Лошадники – шестеро молодых цыган, заметных в темноте лишь по смутно блестевшим белкам глаз, – тем временем спешились и неторопливо – куда им теперь было спешить? – подошли к беглецам. «Дураки… Нет бы в кольцо взять…» – снисходительно подумал Беркуло, придвигаясь ближе к лошадям и прикрывая таким образом себе спину. Вслух же довольно дружелюбно спросил:
– Щавале[4], вам чего?
– Совесть есть? – угрюмо раздалось в ответ. – Девку дай сюда и проваливай! Симка, поганка, где ты там прячешься?
Она, не ответив, прижалась к Беркуло ещё сильнее.
– Да что разговаривать с ним, морэ?! – взорвался из темноты совсем молодой, ещё ломкий голос. – Ещё про совесть спрашивать! Откуда у этих совесть? Он к нам явился невесть откуда – его в таборе как родного приняли! Слова лишнего ни о чём не спросили! По-цыгански, как положено! А он что?! Симка, поди сюда! Отвечай – трогал он тебя?! Силой взял?!

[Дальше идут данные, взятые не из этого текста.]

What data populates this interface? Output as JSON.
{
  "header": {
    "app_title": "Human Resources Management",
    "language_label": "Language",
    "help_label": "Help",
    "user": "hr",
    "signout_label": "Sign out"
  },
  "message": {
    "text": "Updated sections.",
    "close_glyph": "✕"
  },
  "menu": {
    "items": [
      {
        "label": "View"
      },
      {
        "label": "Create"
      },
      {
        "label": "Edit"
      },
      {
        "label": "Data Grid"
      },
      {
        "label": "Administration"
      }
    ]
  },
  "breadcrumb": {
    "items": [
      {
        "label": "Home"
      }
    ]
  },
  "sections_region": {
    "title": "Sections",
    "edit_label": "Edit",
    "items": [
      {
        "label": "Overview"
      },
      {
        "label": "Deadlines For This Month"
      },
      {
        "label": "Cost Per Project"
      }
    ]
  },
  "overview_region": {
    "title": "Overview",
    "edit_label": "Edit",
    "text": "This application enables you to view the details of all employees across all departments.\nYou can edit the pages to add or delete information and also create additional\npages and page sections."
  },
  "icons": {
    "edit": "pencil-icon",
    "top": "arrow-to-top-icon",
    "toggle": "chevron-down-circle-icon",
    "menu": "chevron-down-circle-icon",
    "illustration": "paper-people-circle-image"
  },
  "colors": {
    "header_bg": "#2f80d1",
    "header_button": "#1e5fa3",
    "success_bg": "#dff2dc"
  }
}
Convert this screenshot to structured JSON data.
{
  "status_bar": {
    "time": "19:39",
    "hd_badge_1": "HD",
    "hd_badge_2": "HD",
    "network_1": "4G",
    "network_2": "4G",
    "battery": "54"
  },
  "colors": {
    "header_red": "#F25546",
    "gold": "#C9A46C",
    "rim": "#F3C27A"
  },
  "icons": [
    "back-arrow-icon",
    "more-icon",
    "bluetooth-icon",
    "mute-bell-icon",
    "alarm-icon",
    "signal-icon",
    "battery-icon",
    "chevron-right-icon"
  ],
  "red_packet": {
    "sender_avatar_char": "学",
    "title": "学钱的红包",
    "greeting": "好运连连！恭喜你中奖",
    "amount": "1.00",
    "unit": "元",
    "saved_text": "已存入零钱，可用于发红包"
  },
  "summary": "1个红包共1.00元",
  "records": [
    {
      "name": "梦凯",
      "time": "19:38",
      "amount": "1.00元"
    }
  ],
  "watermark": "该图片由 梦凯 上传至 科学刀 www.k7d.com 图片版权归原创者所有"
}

– Не трогал! Я сама с ним пошла! – закричала Симка, и её отчаянный вопль слился с ударом грома и заполошным гомоном сорвавшейся с меловой горы стаи птиц. – Сама пошла и дальше пойду! Езжайте назад, чявалэ, ради бога прошу! Скажите деду, что не догнали!
– Дура! Да ты забыла, кто он?! Нашла с кем связаться, безголовая! – нестройно заорали сразу несколько возмущённых голосов. – Да мать твоя тебя из гроба проклянёт! Это же додуматься надо – с кишинёвцем![5] С вором! Да что разговаривать, чявалэ, бей его! И Симку вяжите, не то убежит!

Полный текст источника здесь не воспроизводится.